Consumers would be interested in buying money-back annuities, providing they can secure a good deal ...
Consumers would be interested in buying money-back annuities, providing they can secure a good deal in case they die early, says research conducted by the ABI.
Called Annuities - The Consumer Experience - findings of the study were published yesterday at a meeting with DWP, Treasury, Inland Revenue, FSA and insurance officials to reveal almost half (47%) of those questioned would be willing to pay for a reduced annuity rate if they gain a money-back guarantee, similar to products Norwich Union and Prudential are hoping to launch.
That said, those questioned say they do not view their pension fund as a lump sum to be left as part of their inheritance.
IFF research, commissioned by the ABI, was conducted with 500 people who have purchased an annuity in the last 3 years and 101 with people that have retired but have yet to annuitise their pension fund.
Further evidence also suggests there is an advice gap in the annual £6.27bn annuities market, as more affluent customers are more likely to want advice and access to niche products such as impaired life and enhanced annuities.

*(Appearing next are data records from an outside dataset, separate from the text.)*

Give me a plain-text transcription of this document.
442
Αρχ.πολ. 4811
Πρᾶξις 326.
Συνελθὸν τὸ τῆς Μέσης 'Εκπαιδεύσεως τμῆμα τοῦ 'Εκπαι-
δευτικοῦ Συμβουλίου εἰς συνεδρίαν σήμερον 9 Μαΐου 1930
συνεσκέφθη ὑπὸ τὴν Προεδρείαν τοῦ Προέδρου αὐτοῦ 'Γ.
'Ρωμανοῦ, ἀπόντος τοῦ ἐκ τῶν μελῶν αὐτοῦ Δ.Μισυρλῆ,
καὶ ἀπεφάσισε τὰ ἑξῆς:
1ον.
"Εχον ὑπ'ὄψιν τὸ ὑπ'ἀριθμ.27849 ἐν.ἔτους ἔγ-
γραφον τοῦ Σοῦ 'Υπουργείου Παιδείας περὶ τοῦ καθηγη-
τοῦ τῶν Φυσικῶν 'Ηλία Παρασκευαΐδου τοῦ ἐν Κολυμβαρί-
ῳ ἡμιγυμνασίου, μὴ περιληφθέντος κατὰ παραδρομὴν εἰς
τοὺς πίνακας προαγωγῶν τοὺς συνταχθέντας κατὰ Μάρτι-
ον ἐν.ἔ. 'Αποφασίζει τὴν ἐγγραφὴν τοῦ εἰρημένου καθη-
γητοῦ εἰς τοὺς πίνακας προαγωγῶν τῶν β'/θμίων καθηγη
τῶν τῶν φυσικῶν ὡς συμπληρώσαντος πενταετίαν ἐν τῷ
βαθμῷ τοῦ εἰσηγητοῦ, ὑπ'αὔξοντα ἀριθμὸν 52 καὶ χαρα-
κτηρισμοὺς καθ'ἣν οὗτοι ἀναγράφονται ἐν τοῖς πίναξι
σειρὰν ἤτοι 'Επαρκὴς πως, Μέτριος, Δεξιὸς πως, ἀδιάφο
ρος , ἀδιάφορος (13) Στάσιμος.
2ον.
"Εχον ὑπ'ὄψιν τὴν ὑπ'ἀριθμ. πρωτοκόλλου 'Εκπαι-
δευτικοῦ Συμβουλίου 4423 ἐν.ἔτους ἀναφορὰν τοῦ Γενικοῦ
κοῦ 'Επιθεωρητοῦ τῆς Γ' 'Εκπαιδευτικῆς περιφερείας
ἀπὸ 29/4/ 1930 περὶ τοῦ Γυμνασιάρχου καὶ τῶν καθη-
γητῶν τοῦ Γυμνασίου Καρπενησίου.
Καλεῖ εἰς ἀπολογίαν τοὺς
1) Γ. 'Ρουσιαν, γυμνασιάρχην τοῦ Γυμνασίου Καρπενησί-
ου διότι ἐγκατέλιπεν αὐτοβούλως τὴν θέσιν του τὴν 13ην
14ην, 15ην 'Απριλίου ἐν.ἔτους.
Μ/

But a third of interviewees say they are reluctant to pay for advice, even though they need support selecting annuities.
Publication of the research is part of the ABI's campaign to persuade the government to open the annuities sector to new ideas.
Among the proposals the ABI has put forward, officials would like to see changes so a number of different pension funds can be combined to purchase one annuity.
Similarly, the ABI would like see protected rights monies treated the same as other pension fund monies, as proposed in the Pickering report, so only one annuity needs to be purchased.